Ещё три пули ударили его в грудь, одна за другой, пробивая защитное снаряжение. Боец упал на колени и тут же вцепился окровавленными пальцами в дерево борта, подтянулся вверх, резанув кинжалом по последней верёвке. Казалось, что острие лишь скользнуло по волокнам, но те лопнули со звуком, что перекрыл даже шум битвы. Повозка опустилась на своё место. В неё сразу же вцепились другие солдаты Первой, в сторону наступающих ратников полетели, пули, копья, камни и какой-то мусор. Артиллерия послала над головами очередную порцию разрушительных разрывных снарядов. В этот раз среди них были зачарованные, взорвавшиеся потоком бешеного пламени.
Нападающие устилали телами всё пространство перед баррикадой. На некоторые колья насаживалось сразу по четыре-пять человек. По сути, своими телами они обезвреживали ловушки, закупоривали ямы, обеспечивали проход соратникам, которые наваливались массой. Каждая волна приносила немного больше выживших ратников, десятников и даже сотников, которые и сами были вынуждены идти на штурм, ведя за собой солдат.
Защитники действовали осторожно и не высовывались за ограждения лишний раз. Били копьями и длинными клинками, встречая нападавших, которые понемногу организовывали перед фургонами холмы тел, по которым, на бегу, забирались новые враги.

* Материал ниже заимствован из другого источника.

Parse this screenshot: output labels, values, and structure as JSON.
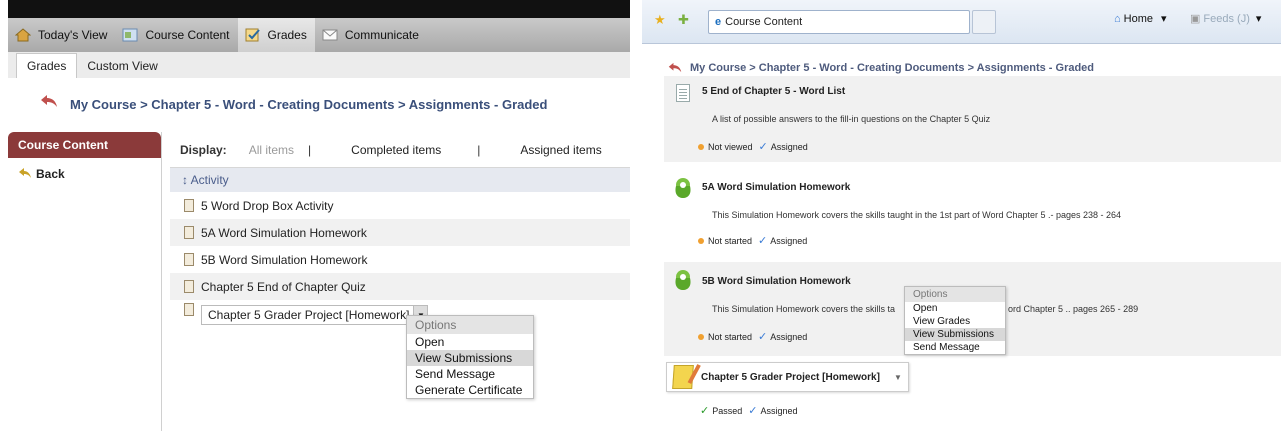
{
  "left": {
    "nav": [
      {
        "label": "Today's View",
        "icon": "home-icon"
      },
      {
        "label": "Course Content",
        "icon": "course-content-icon"
      },
      {
        "label": "Grades",
        "icon": "grades-icon",
        "active": true
      },
      {
        "label": "Communicate",
        "icon": "envelope-icon"
      }
    ],
    "subtabs": [
      "Grades",
      "Custom View"
    ],
    "breadcrumb": "My Course > Chapter 5 - Word - Creating Documents > Assignments - Graded",
    "sidebar": {
      "header": "Course Content",
      "back": "Back"
    },
    "display": {
      "label": "Display:",
      "all": "All items",
      "sep": "|",
      "completed": "Completed items",
      "sep2": "|",
      "assigned": "Assigned items"
    },
    "activity_header": "↕ Activity",
    "items": [
      "5 Word Drop Box Activity",
      "5A Word Simulation Homework",
      "5B Word Simulation Homework",
      "Chapter 5 End of Chapter Quiz"
    ],
    "grader_item": "Chapter 5 Grader Project [Homework]",
    "menu": {
      "header": "Options",
      "items": [
        "Open",
        "View Submissions",
        "Send Message",
        "Generate Certificate"
      ],
      "highlighted": "View Submissions"
    }
  },
  "right": {
    "tab_title": "Course Content",
    "home_label": "Home",
    "home_arrow": "▾",
    "feeds_label": "Feeds (J)",
    "feeds_arrow": "▾",
    "breadcrumb": "My Course > Chapter 5 - Word - Creating Documents > Assignments - Graded",
    "blocks": [
      {
        "title": "5 End of Chapter 5 - Word List",
        "desc": "A list of possible answers to the fill-in questions on the Chapter 5 Quiz",
        "status": "Not viewed",
        "assigned": "Assigned"
      },
      {
        "title": "5A Word Simulation Homework",
        "desc": "This Simulation Homework covers the skills taught in the 1st part of Word Chapter 5 .- pages 238 - 264",
        "status": "Not started",
        "assigned": "Assigned"
      },
      {
        "title": "5B Word Simulation Homework",
        "desc_a": "This Simulation Homework covers the skills ta",
        "desc_b": "ord Chapter 5 .. pages 265 - 289",
        "status": "Not started",
        "assigned": "Assigned"
      }
    ],
    "grader": {
      "title": "Chapter 5 Grader Project [Homework]",
      "passed": "Passed",
      "assigned": "Assigned"
    },
    "menu": {
      "header": "Options",
      "items": [
        "Open",
        "View Grades",
        "View Submissions",
        "Send Message"
      ],
      "highlighted": "View Submissions"
    }
  },
  "colors": {
    "sidebar_header": "#8b3a3a",
    "breadcrumb": "#3a4f7a",
    "back_arrow": "#c0504d",
    "assigned_check": "#3a7bd5",
    "not_started_dot": "#f0a030"
  }
}
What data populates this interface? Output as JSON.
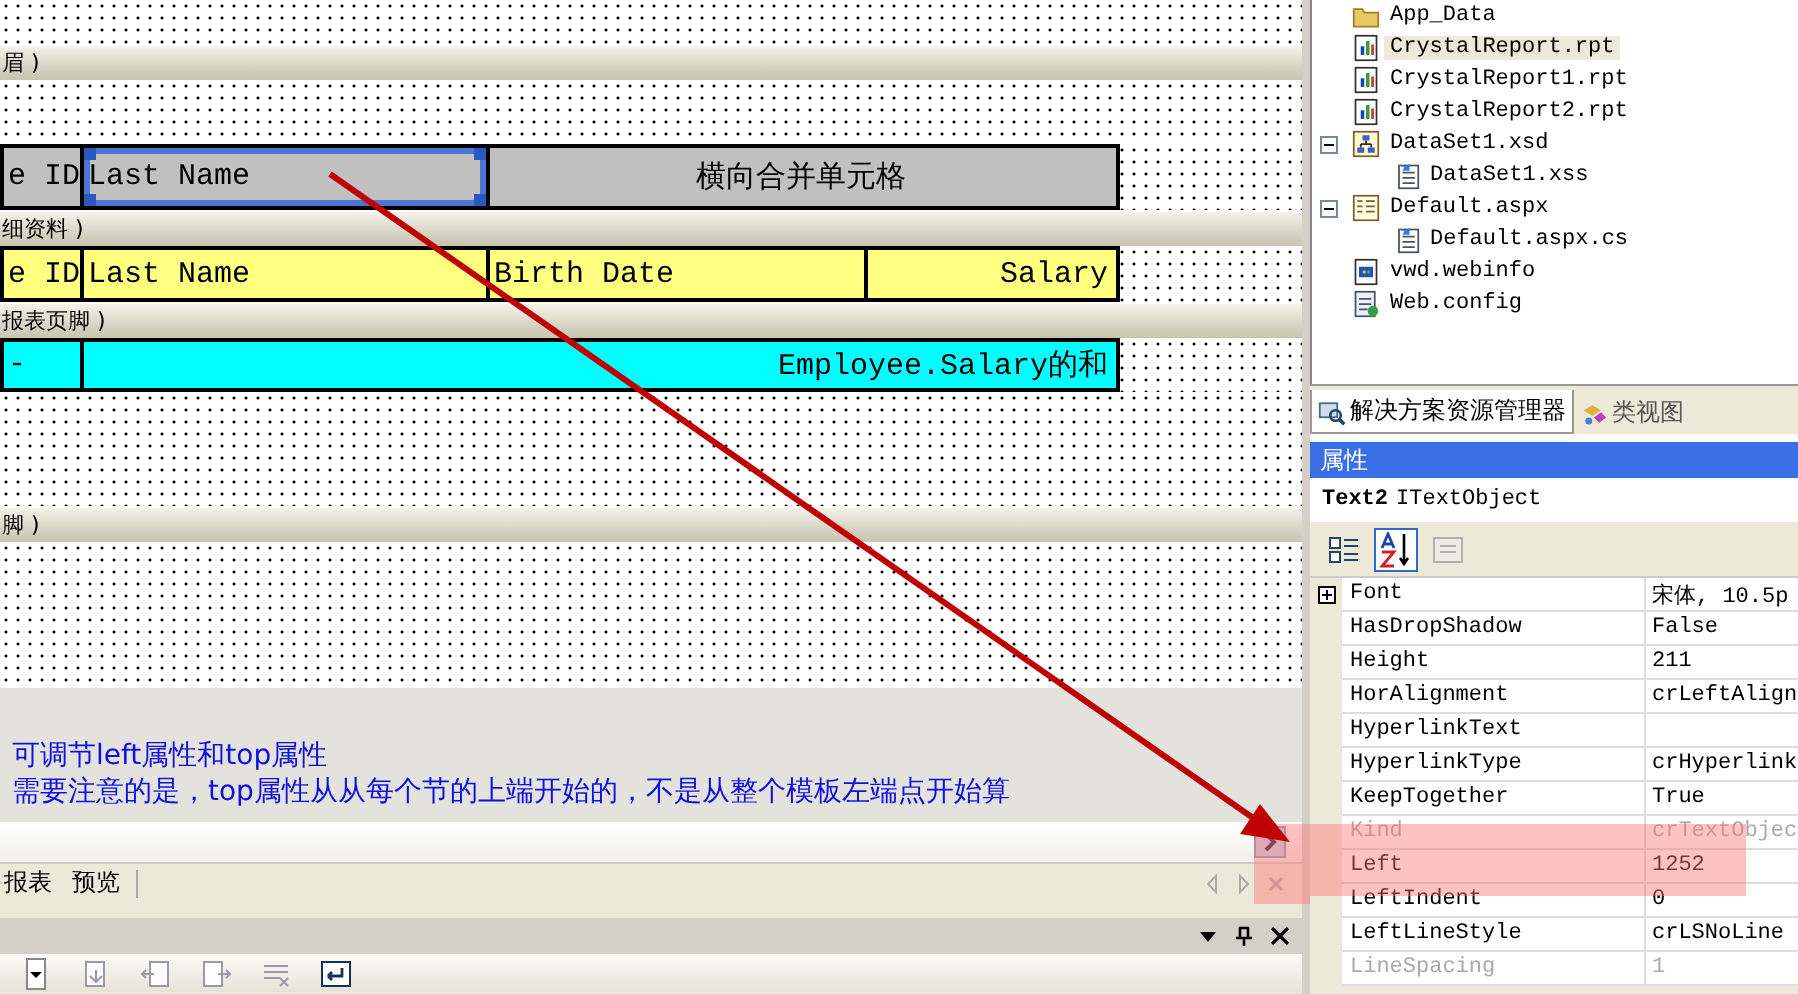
{
  "report": {
    "bands": [
      "眉 )",
      "细资料 )",
      "报表页脚 )",
      "脚 )"
    ],
    "header_section": {
      "color": "#c0c0c0",
      "fields": [
        {
          "text": "e ID",
          "selected": false
        },
        {
          "text": "Last Name",
          "selected": true
        },
        {
          "text": "横向合并单元格",
          "selected": false
        }
      ]
    },
    "detail_section": {
      "color": "#ffff80",
      "fields": [
        {
          "text": "e ID",
          "selected": false
        },
        {
          "text": "Last Name",
          "selected": false
        },
        {
          "text": "Birth Date",
          "selected": false
        },
        {
          "text": "Salary",
          "selected": false
        }
      ]
    },
    "footer_section": {
      "color": "#00ffff",
      "fields": [
        {
          "text": "-",
          "selected": false
        },
        {
          "text": "Employee.Salary的和",
          "selected": false
        }
      ]
    }
  },
  "notes": [
    "可调节left属性和top属性",
    "需要注意的是，top属性从从每个节的上端开始的，不是从整个模板左端点开始算"
  ],
  "editor_tabs": [
    "报表",
    "预览"
  ],
  "solution_explorer": {
    "items": [
      {
        "label": "App_Data",
        "kind": "folder",
        "selected": false
      },
      {
        "label": "CrystalReport.rpt",
        "kind": "report",
        "selected": true
      },
      {
        "label": "CrystalReport1.rpt",
        "kind": "report",
        "selected": false
      },
      {
        "label": "CrystalReport2.rpt",
        "kind": "report",
        "selected": false
      },
      {
        "label": "DataSet1.xsd",
        "kind": "dataset",
        "selected": false,
        "expanded": true,
        "children": [
          {
            "label": "DataSet1.xss",
            "kind": "code",
            "selected": false
          }
        ]
      },
      {
        "label": "Default.aspx",
        "kind": "page",
        "selected": false,
        "expanded": true,
        "children": [
          {
            "label": "Default.aspx.cs",
            "kind": "code",
            "selected": false
          }
        ]
      },
      {
        "label": "vwd.webinfo",
        "kind": "webinfo",
        "selected": false
      },
      {
        "label": "Web.config",
        "kind": "config",
        "selected": false
      }
    ],
    "tabs": [
      {
        "label": "解决方案资源管理器",
        "kind": "explorer",
        "selected": true
      },
      {
        "label": "类视图",
        "kind": "classes",
        "selected": false
      }
    ]
  },
  "properties": {
    "title": "属性",
    "object_name": "Text2",
    "object_type": "ITextObject",
    "toolbar": [
      {
        "kind": "categorized",
        "selected": false,
        "disabled": false
      },
      {
        "kind": "alphabetical",
        "selected": true,
        "disabled": false
      },
      {
        "kind": "pages",
        "selected": false,
        "disabled": true
      }
    ],
    "rows": [
      {
        "name": "Font",
        "value": "宋体, 10.5p",
        "kind": "group",
        "disabled": false
      },
      {
        "name": "HasDropShadow",
        "value": "False",
        "kind": "plain",
        "disabled": false
      },
      {
        "name": "Height",
        "value": "211",
        "kind": "plain",
        "disabled": false
      },
      {
        "name": "HorAlignment",
        "value": "crLeftAlign",
        "kind": "plain",
        "disabled": false
      },
      {
        "name": "HyperlinkText",
        "kind": "plain",
        "disabled": false
      },
      {
        "name": "HyperlinkType",
        "value": "crHyperlink",
        "kind": "plain",
        "disabled": false
      },
      {
        "name": "KeepTogether",
        "value": "True",
        "kind": "plain",
        "disabled": false
      },
      {
        "name": "Kind",
        "value": "crTextObjec",
        "kind": "plain",
        "disabled": true
      },
      {
        "name": "Left",
        "value": "1252",
        "kind": "plain",
        "disabled": false
      },
      {
        "name": "LeftIndent",
        "value": "0",
        "kind": "plain",
        "disabled": false
      },
      {
        "name": "LeftLineStyle",
        "value": "crLSNoLine",
        "kind": "plain",
        "disabled": false
      },
      {
        "name": "LineSpacing",
        "value": "1",
        "kind": "plain",
        "disabled": true
      }
    ]
  }
}
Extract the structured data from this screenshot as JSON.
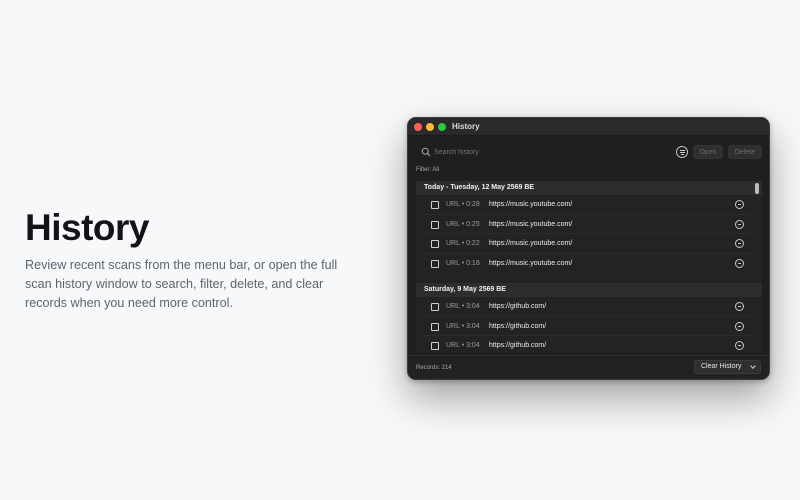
{
  "hero": {
    "title": "History",
    "description": "Review recent scans from the menu bar, or open the full scan history window to search, filter, delete, and clear records when you need more control."
  },
  "window": {
    "title": "History",
    "search": {
      "placeholder": "Search history",
      "icon": "search-icon"
    },
    "buttons": {
      "open": "Open",
      "delete": "Delete",
      "clear": "Clear History"
    },
    "filter_label": "Filter: All",
    "groups": [
      {
        "header": "Today - Tuesday, 12 May 2569 BE",
        "rows": [
          {
            "meta": "URL • 0:28",
            "url": "https://music.youtube.com/"
          },
          {
            "meta": "URL • 0:25",
            "url": "https://music.youtube.com/"
          },
          {
            "meta": "URL • 0:22",
            "url": "https://music.youtube.com/"
          },
          {
            "meta": "URL • 0:18",
            "url": "https://music.youtube.com/"
          }
        ]
      },
      {
        "header": "Saturday, 9 May 2569 BE",
        "rows": [
          {
            "meta": "URL • 3:04",
            "url": "https://github.com/"
          },
          {
            "meta": "URL • 3:04",
            "url": "https://github.com/"
          },
          {
            "meta": "URL • 3:04",
            "url": "https://github.com/"
          }
        ]
      }
    ],
    "records_label": "Records: 214"
  },
  "colors": {
    "background": "#f7f8fa",
    "window": "#1f1f1f",
    "close": "#fe5f57",
    "minimize": "#febc2e",
    "maximize": "#28c840"
  }
}
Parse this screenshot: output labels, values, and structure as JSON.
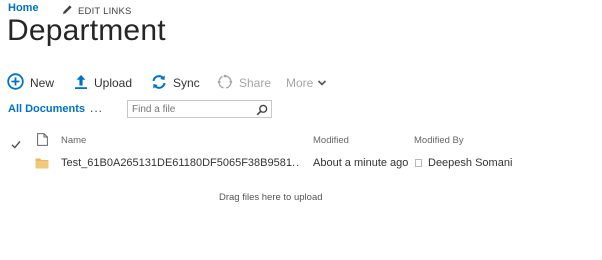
{
  "breadcrumb": {
    "home": "Home",
    "edit_links": "EDIT LINKS"
  },
  "page": {
    "title": "Department"
  },
  "toolbar": {
    "new": "New",
    "upload": "Upload",
    "sync": "Sync",
    "share": "Share",
    "more": "More"
  },
  "views": {
    "all_documents": "All Documents",
    "more": "..."
  },
  "search": {
    "placeholder": "Find a file"
  },
  "table": {
    "columns": {
      "name": "Name",
      "modified": "Modified",
      "modified_by": "Modified By"
    },
    "rows": [
      {
        "name": "Test_61B0A265131DE61180DF5065F38B9581",
        "modified": "About a minute ago",
        "modified_by": "Deepesh Somani",
        "more": "..."
      }
    ]
  },
  "drop_zone": {
    "message": "Drag files here to upload"
  },
  "colors": {
    "accent": "#0072c6",
    "folder": "#e8b765",
    "disabled": "#a6a6a6"
  },
  "icons": [
    "pencil-icon",
    "new-plus-icon",
    "upload-arrow-icon",
    "sync-icon",
    "share-icon",
    "chevron-down-icon",
    "search-icon",
    "checkmark-icon",
    "document-icon",
    "folder-icon",
    "presence-icon"
  ]
}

Одновременно с этим велась активная перестрелка. Конница врага по-прежнему вела беспорядочный, но частый огонь, однако в какой-то момент, когда защитники перемололи, пожалуй, половину атакующих, подул сайнадский горн.
Ратники прекратили слепо и в какой-то мере бездумно переть вперёд. Они начали разворачивать строй. Последние в их строю (самые дальние от баррикад) перехватили ружья, помогая своим всадникам открыть подавляющий огонь, под которым можно было бы спасти остатки пехоты.
Это не сильно помогло — отступить на дистанцию, не позволяющую вести прицельный огонь, смогла как бы не четверть ратников. Но… враг, видимо, считал подобное приемлемым.
Наконец-то стала видна картина отражённого штурма. Поле перед повозками было усеяно телами людей и лошадей, обломками снарядов от артиллерии, брошенными ружьями и горящей от поджигающих магических снарядов землёй.
Первая тоже понесла потери. Как минимум с полсотни солдат были мертвы или умирали. И в два раза больше раненых. Я видел, как с несчастной повозки снимали нашпигованное пулями тело, и руки, стиснутые в кулаки, сводило от боли.
Маутнер проницательно на меня посмотрел:
— Хотел бы там оказаться, верно, лейтенант? Применить смертоносную магию и обварить всю армию врага, словно цыплят в суп?
— Ещё успеем, — расслабился я, сразу осознав, куда он клонит.
Капитан кивнул.
— Всё так, Сокрушающий Меч. Будет время получить такую возможность. В этом я тебя уверяю, — его улыбка была холодна и отдавала металлом. — А сейчас, раз тебя так распирает, сделай доброе дело. Обратись в вóрона и незаметно слетай вниз. Лодж, командующий обороной, кажется, совсем мозги потерял. Может Логвуд слишком на него давит? Скажи, чтобы кретин сдал первую баррикаду. Удерживать её глупо. Она слишком длинная. Ещё один такой фокус с верёвками — и сайнадские ублюдки выворотят все повозки.